Thursday, July 28, 2011

Trains… and Ships

Posted to OGR on 02/30/2011

When I was growing up, we lived about a mile from the main track that ran from New York City to Miami. One didn’t notice it much during the day, but I remember lying in my bed at night listening to the sounds of the trains passing. I often wondered where the people who were on them were going and who they were going to see. When I was really young, steam driven locomotives were still in use. Their distinctive sound could be heard coming from much farther away than the diesel-electric engines we are used to now. There was nothing like the cry of the steam whistle penetrating the neighborhood as they sounded them before every crossing. My paternal grandfather was an engineer for the old Atlantic Coast Line Railroad so his home was very near one of the tracks that criss-crossed the city back in those days. When visiting, my brother and I ran out of the house into the yard to watch those behemoths chug by at close range. Maybe, that is why he worked for the railroad later. One time we put pennies on the track as a train was coming. It took us a while but we finally found them after the train passed. They were thin as paper and as big as a half dollar. We thought they were cool. My grandmother warned us that we could derail a train that way, but it didn’t take us long to figure out that she was reminding us to stay away from the tracks when the trains were coming.

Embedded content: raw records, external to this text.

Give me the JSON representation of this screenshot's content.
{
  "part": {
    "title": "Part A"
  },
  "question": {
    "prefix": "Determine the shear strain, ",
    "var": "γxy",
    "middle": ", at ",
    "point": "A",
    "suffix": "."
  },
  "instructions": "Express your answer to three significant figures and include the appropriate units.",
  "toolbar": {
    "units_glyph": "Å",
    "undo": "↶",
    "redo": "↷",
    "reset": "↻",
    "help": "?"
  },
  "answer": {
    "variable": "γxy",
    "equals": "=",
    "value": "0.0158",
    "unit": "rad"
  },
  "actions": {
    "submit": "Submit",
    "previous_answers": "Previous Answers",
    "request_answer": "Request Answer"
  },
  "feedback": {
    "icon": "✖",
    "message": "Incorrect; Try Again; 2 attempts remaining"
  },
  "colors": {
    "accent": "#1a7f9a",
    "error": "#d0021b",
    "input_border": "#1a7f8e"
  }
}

My home town, Jacksonville, is a major seaport, and my high school is situated on the banks of the St. John’s River on a section that used to see a lot of large ship traffic. I remember, sitting in class, listening to the engines of those sea going giants as they steamed up river and jockeyed for position in the anchorages near the school waiting for their turn at the docks. The engine noise from a ship is several octaves lower than that of diesel trains. As with the trains, I often wondered where the people on board had been and where they were going. Mayport Naval Base was at the mouth of the St. John’s and it was rare for a man-of-war to come as far up the channel as my school, but occasionally they did. They had a distinctly different sound than the merchant ships did. They sounded dangerous and because of that, they were cool in my adolescent imagination. I wonder if listening to that sound had anything to do with my decision to join the Navy, when it came time for me to perform my military service.

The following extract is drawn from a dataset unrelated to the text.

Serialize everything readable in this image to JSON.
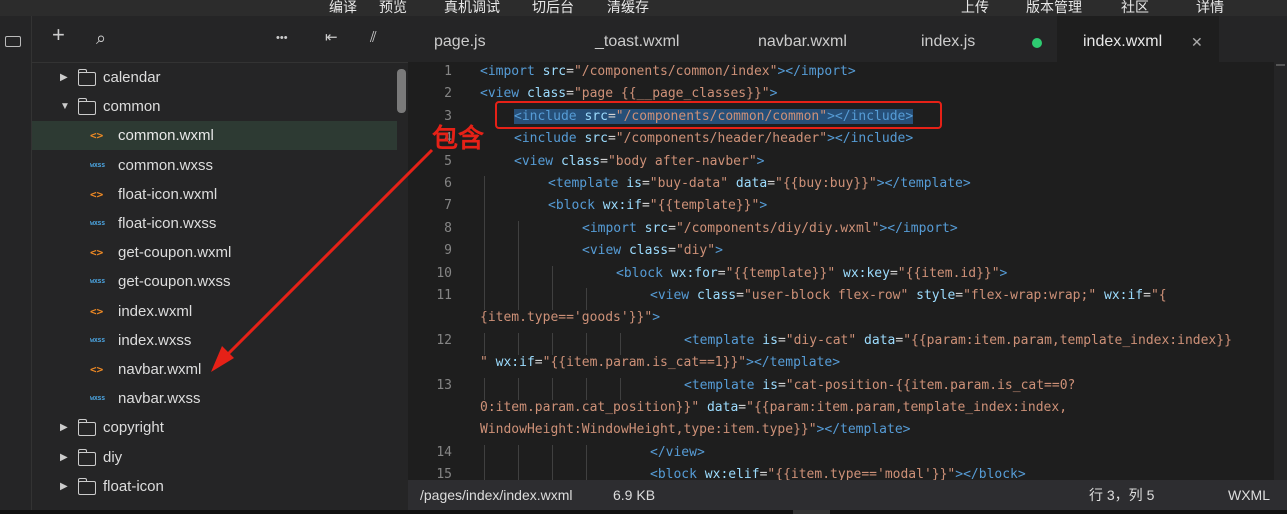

I can tell you that the sound of a ship’s engine is really different when you are on board a destroyer racing at flank speed across the north Atlantic than when it is leisurely cruising up the St. John’s River. That low rumble becomes a throaty roar, and competes with the sound of the sea rushing past the hull, as the ships crashes through the waves in a symphony of men, machines and the sea. Of course, as a member of the crew of that destroyer, I did not have the luxury of daydreaming and wondering where the people were going. We were on a mission, sonar blaring looking for that missing submarine. The sea was swept by the gale force winds, and every hatch on the ship was battened down tightly, we were at battle stations! But that is another story for another time. Oh MY!